The Aragonese Castle of Ortona: a manor house overlooking the sea
Its spectacular location overlooking the sea gives it much of its charm.
The Aragonese Castle of Ortona, in the province of Chieti, softly overlooks the shores of the Adriatic Sea, facing the long Costa dei Trabocchi, with its imposing architecture.
An unmissable journey through 15th-century history linked to the Aragonese domination of the Abruzzo region.
Restored after a period of decay
The marvellous fortress, as we know it today, dates back to the period between 1450 and 1470, when it was transformed from earlier mediaeval buildings. It was supposed to protect Ortona from the Aragonese assault, but failed.
The quadrangular shape in full Renaissance style was chosen by Alfonso of Aragon, who wanted to rebuild the fortress overhanging the sea and make it more strategic in order to protect the town's harbour.
Ortona passed into the hands of Margaret of Austria in 1582, who bought it for 54,000 ducats to convert it into a modern, economically flourishing town. Building innovation concentrated on the built-up area, leaving the Aragonese stronghold almost intact.
The village was run by local administrations that took little interest in the castle's fate, condemning it to a long period of decay. Further damage to its structure occurred in the 20th century: it was hit by bombing in 1943 and by a landslide in 1946. Today it has regained its splendour thanks to careful restoration work undertaken in the 2000s.
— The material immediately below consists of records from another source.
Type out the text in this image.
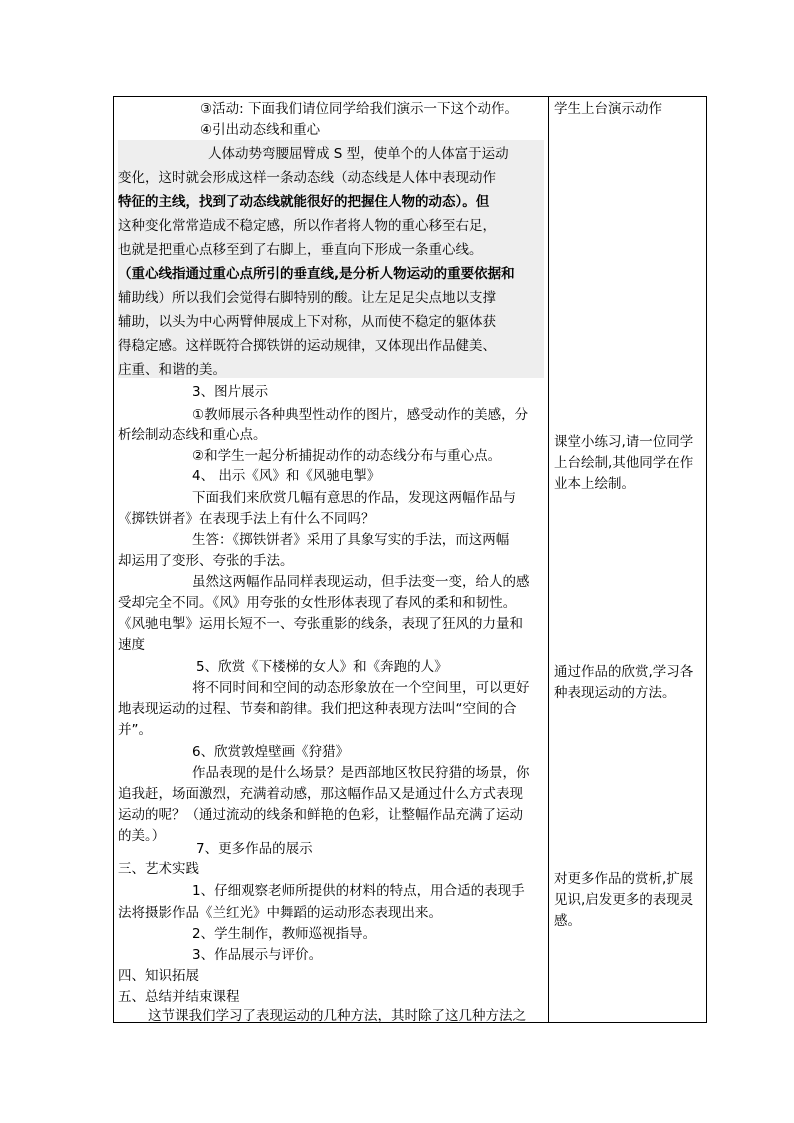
③活动: 下面我们请位同学给我们演示一下这个动作。
④引出动态线和重心
人体动势弯腰屈臂成 S 型，使单个的人体富于运动
变化，这时就会形成这样一条动态线（动态线是人体中表现动作
特征的主线，找到了动态线就能很好的把握住人物的动态）。但
这种变化常常造成不稳定感，所以作者将人物的重心移至右足，
也就是把重心点移至到了右脚上，垂直向下形成一条重心线。
（重心线指通过重心点所引的垂直线,是分析人物运动的重要依据和
辅助线）所以我们会觉得右脚特别的酸。让左足足尖点地以支撑
辅助，以头为中心两臂伸展成上下对称，从而使不稳定的躯体获
得稳定感。这样既符合掷铁饼的运动规律，又体现出作品健美、
庄重、和谐的美。
3、图片展示
①教师展示各种典型性动作的图片，感受动作的美感，分
析绘制动态线和重心点。
②和学生一起分析捕捉动作的动态线分布与重心点。
4、 出示《风》和《风驰电掣》
下面我们来欣赏几幅有意思的作品，发现这两幅作品与
《掷铁饼者》在表现手法上有什么不同吗？
生答：《掷铁饼者》采用了具象写实的手法，而这两幅
却运用了变形、夸张的手法。
虽然这两幅作品同样表现运动，但手法变一变，给人的感
受却完全不同。《风》用夸张的女性形体表现了春风的柔和和韧性。
《风驰电掣》运用长短不一、夸张重影的线条，表现了狂风的力量和
速度
5、欣赏《下楼梯的女人》和《奔跑的人》
将不同时间和空间的动态形象放在一个空间里，可以更好
地表现运动的过程、节奏和韵律。我们把这种表现方法叫“空间的合
并”。
6、欣赏敦煌壁画《狩猎》
作品表现的是什么场景？是西部地区牧民狩猎的场景，你
追我赶，场面激烈，充满着动感，那这幅作品又是通过什么方式表现
运动的呢？（通过流动的线条和鲜艳的色彩，让整幅作品充满了运动
的美。）
7、更多作品的展示
三、艺术实践
1、仔细观察老师所提供的材料的特点，用合适的表现手
法将摄影作品《兰红光》中舞蹈的运动形态表现出来。
2、学生制作，教师巡视指导。
3、作品展示与评价。
四、知识拓展
五、总结并结束课程
这节课我们学习了表现运动的几种方法，其时除了这几种方法之
学生上台演示动作
课堂小练习,请一位同学上台绘制,其他同学在作业本上绘制。
通过作品的欣赏,学习各种表现运动的方法。
对更多作品的赏析,扩展见识,启发更多的表现灵感。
A history enlivened by a dark legend
It is impossible to tell the story of Ortona's Aragonese Castle without mentioning the so-called “Legend of the Return”. The story goes that a rich merchant was received at the king's court, met his beautiful daughter, and fell madly in love with her.
The king did not wish to give his daughter's hand in marriage to a sea dog. He therefore promised the merchant to grant him permission to marry his daughter only if he brought him something unique and remarkable as a gift.
Several months passed and there was no sign of the merchant. The princess could not rest until the stormy sea, moved by compassion, led her back to her beloved at the bottom of the sea. In the morning, fruits that had never been seen before appeared on the beach in Ortona. Green and round, they were called monkey brains or Osage oranges. They were an extraordinary gift for the king. Still today, near the castle, fishermen swear they can hear the wails of the princess on stormy nights.
During the Second World War, Ortona was renamed by Winston Churchill as the Stalingrad of Italy: crossed by the Gustav Line, the fortification that divided the peninsula in two, with the Nazi-Fascists to the north and the Anglo-Americans to the south, it was attacked and bombed for about six months.
Antique furnishings, museums and evocative routes
A visit to the Aragonese manor of Ortona holds its own charm: in one of its towers you can visit a small but delightful museum with period pictures and furnishings that belonged to the noble families who lived there over the centuries.
Cyclists and hiking enthusiasts can enjoy a convenient route that leads from the castle to the cycle path along the Ortona coastline.